The book offers four predominantly empirical chapters to reinforce this argument on the internationalization of European armed forces, the Europeanization of foreign policy, the crisis surrounding the future of European security policy and the construction of ESDP. These relatively short chapters are impressive in their ambitious scope. This is however also their weakness, as the author's need to condense complicated material, drawn predominantly from secondary sources, has led to factual inaccuracies and a degree of over-generalization.

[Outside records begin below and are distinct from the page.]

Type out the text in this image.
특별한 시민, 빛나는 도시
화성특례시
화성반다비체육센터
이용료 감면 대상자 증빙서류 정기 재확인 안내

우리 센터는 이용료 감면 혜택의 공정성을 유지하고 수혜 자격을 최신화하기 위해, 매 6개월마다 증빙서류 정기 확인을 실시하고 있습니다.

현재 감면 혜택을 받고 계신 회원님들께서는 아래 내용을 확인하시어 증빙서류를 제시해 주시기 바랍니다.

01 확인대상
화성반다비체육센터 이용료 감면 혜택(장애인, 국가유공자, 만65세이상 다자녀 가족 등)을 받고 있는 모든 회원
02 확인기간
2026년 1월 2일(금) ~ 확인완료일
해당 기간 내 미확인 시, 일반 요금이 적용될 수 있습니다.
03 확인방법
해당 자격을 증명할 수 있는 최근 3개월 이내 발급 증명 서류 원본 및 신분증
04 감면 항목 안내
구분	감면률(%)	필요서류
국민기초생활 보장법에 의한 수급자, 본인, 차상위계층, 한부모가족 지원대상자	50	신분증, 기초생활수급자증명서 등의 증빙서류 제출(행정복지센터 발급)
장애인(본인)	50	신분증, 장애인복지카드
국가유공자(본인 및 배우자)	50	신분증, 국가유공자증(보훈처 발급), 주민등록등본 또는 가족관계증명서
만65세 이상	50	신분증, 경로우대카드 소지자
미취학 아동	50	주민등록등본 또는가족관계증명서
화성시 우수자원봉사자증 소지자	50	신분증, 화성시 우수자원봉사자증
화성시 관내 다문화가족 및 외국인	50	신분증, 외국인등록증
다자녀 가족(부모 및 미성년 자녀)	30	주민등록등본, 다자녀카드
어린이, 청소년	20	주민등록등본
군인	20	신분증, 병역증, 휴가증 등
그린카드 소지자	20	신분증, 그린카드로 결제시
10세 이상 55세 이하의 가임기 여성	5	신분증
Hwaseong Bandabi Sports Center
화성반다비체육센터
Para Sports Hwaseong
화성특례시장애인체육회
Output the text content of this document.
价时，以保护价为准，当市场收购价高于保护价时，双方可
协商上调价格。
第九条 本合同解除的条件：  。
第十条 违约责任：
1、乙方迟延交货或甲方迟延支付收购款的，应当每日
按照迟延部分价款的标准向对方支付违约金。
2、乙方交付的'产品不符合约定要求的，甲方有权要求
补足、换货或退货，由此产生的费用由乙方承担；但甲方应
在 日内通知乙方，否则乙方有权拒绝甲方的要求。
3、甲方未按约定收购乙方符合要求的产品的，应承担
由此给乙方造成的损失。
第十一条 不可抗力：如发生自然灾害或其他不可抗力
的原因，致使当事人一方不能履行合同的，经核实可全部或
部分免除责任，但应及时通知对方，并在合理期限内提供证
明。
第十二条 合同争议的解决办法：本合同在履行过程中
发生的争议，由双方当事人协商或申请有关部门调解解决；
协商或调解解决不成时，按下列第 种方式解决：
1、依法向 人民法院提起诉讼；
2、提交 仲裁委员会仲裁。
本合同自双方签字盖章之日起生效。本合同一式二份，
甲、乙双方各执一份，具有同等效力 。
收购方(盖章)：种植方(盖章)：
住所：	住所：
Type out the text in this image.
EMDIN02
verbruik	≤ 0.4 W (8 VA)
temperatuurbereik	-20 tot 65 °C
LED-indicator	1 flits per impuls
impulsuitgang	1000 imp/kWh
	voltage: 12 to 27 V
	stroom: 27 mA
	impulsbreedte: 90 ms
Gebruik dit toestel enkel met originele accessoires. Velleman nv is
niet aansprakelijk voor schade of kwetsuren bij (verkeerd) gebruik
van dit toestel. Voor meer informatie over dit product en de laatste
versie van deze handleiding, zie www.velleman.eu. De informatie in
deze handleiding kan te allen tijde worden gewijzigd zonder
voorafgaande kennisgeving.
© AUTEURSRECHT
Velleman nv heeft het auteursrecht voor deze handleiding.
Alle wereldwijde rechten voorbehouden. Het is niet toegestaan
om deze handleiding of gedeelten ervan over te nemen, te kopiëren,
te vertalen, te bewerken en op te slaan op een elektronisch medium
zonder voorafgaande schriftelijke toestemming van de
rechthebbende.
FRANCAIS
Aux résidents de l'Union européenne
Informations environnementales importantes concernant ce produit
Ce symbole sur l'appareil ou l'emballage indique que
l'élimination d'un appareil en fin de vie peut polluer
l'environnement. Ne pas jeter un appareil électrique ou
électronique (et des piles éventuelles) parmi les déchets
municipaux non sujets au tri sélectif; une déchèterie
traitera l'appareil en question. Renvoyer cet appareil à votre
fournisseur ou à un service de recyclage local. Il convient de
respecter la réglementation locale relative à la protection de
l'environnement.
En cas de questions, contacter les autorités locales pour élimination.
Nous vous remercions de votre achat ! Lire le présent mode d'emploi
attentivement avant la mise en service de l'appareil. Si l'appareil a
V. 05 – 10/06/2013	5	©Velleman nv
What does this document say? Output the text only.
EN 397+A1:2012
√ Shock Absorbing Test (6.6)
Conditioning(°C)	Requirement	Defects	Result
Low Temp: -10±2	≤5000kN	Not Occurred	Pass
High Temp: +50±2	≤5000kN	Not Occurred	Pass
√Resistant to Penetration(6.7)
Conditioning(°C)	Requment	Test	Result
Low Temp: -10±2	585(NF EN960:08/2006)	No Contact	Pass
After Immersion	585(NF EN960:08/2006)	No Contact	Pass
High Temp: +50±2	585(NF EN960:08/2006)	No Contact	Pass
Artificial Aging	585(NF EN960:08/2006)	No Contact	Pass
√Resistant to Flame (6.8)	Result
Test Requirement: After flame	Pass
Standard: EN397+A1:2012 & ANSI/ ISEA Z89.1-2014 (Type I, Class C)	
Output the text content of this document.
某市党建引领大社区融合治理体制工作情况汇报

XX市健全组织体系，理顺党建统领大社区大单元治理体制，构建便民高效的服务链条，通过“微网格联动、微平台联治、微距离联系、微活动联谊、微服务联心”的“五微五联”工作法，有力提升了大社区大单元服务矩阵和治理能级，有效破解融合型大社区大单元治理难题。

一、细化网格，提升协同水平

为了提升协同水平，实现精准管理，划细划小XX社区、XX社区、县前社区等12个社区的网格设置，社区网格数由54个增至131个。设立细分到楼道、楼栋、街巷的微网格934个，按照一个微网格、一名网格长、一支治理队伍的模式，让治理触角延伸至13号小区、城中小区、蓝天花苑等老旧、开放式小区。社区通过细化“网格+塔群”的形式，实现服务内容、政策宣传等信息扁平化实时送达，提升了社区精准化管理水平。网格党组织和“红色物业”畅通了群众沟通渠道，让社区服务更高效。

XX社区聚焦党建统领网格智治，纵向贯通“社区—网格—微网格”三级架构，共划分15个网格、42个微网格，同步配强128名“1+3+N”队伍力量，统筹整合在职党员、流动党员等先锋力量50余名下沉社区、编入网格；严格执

Nevertheless, the book is a very useful and readable contribution to the field. The chapter on the internationalization of the armed forces rightly draws attention to the important socializing and professionalizing role of Nato's operations and its institutions in the development of ESDP, something that is often neglected in accounts of the Europeanization of national security and defence policies. Moreover, Mérand's account of the construction of ESDP asks interesting questions about the interaction between politicians, diplomats and military officers and their differing perspectives on the purpose of ESDP. It also begins to map the way in which differing ideas and interests interplay as the field of ESDP evolves – the argument that policy contestation goes far beyond the Atlanticist–Europeanist cleavage is well made.
In the conclusion which reconsiders the role of the state and its traditional provision of security in the contemporary EU, Mérand attempts to extend his case about the reasons for elite interactions in creating a European security field, to the implications for EU citizens, including the rank and file members of the armed forces. His conclusion that citizens are comparatively indifferent to, or even enthusiastic about, the move away from the nation-state providing military security and that modern soldiers join the armed forces for professional advancement rather than patriotism, thus negating any real issues about the legitimacy of ESDP, opens up some difficult but often unasked questions about the potential role of mercenaries in the provision of EU security and the legitimacy of such a force in an interventionist policy. In summary, Mérand makes a convincing case that political sociology can offer new insights into ESDP, even if his conclusions raise as many questions as they answer.